L’ombra di un’escalation militare si allunga sul Mar dei Caraibi, dove quella che era iniziata come una missione antidroga USA si sta trasformando in un potenziale fronte di conflitto globale. Dopo settimane di attacchi mirati del Pentagono contro presunte “navi della droga” venezuelane e colombiane (che hanno causato 62 vittime, definite “inaccettabili” dall’ONU), Washington starebbe ora valutando l’opzione di raid aerei su strutture militari venezuelane.
Secondo il Wall Street Journal, gli obiettivi sensibili sarebbero già stati identificati e includerebbero porti e aeroporti controllati dall’esercito e utilizzati per il traffico di stupefacenti.
L’amministrazione USA ha intensificato la campagna di pressione diplomatica e mediatica, puntando a definire il Paese guidato da Nicolás Maduro come un vero e proprio “narco-stato gestito da un cartello”.
Anna Kelly, portavoce Casa Bianca: “Il Presidente è stato chiaro nel suo messaggio a Maduro: smettete di inviare droga e criminali nel nostro Paese… è pronto a usare ogni strumento a disposizione per impedire che la droga invada gli Stati Uniti.”
Nonostante la retorica bellicosa, a frenare l’imminente attacco è stato lo stesso Presidente Trump, il quale, interrogato dai giornalisti, ha smentito pubblicamente l’intenzione di colpire il Paese sudamericano.
Mentre la Casa Bianca intensifica la pressione, Maduro si muove sul fronte internazionale, chiedendo aiuto ai principali “nemici” di Washington.
Secondo il Washington Post, il Presidente venezuelano ha inviato:
- Una lettera a Vladimir Putin, sollecitando aiuti immediati contro i raid americani nel Mar dei Caraibi.
- Un appello al Presidente cinese Xi Jinping per una “cooperazione militare più ampia”, presentando l’aggressione a Caracas come “un’azione contro Pechino a causa della loro ideologia comune” e chiedendo un’accelerazione nella fornitura di sistemi radar.
- Il Ministro dei Trasporti venezuelano ha coordinato con l’Iran una spedizione di droni con raggio d’azione di 1.000 chilometri e “apparecchiature di rilevamento passivo”.
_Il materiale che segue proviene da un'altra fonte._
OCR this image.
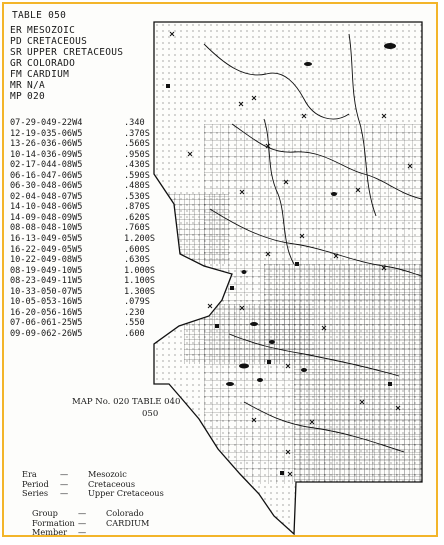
TABLE 050
ER MESOZOIC
PD CRETACEOUS
SR UPPER CRETACEOUS
GR COLORADO
FM CARDIUM
MR N/A
MP 020
07-29-049-22W4	.340
12-19-035-06W5	.370S
13-26-036-06W5	.560S
10-14-036-09W5	.950S
02-17-044-08W5	.430S
06-16-047-06W5	.590S
06-30-048-06W5	.480S
02-04-048-07W5	.530S
14-10-048-06W5	.870S
14-09-048-09W5	.620S
08-08-048-10W5	.760S
16-13-049-05W5	1.200S
16-22-049-05W5	.600S
10-22-049-08W5	.630S
08-19-049-10W5	1.000S
08-23-049-11W5	1.100S
10-33-050-07W5	1.300S
10-05-053-16W5	.079S
16-20-056-16W5	.230
07-06-061-25W5	.550
09-09-062-26W5	.600
MAP No. 020 TABLE 040
050
Era	—	Mesozoic
Period	—	Cretaceous
Series	—	Upper Cretaceous
Group	—	Colorado
Formation —	CARDIUM
Member	—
La Russia rimane la principale ancora di salvezza. Un aereo militare Ilyushin Il-76, già sanzionato dagli USA, è arrivato a Caracas con una rotta tortuosa. Solo un giorno prima, Mosca aveva ratificato un nuovo trattato strategico con Caracas, Paese con cui condivide progetti industriali e diritti di esplorazione di miliardi di dollari in gas e petrolio. Tuttavia, gli osservatori internazionali suggeriscono che il Cremlino potrebbe avere meno interesse e meno mezzi per sostenere a fondo Maduro in questa nuova crisi.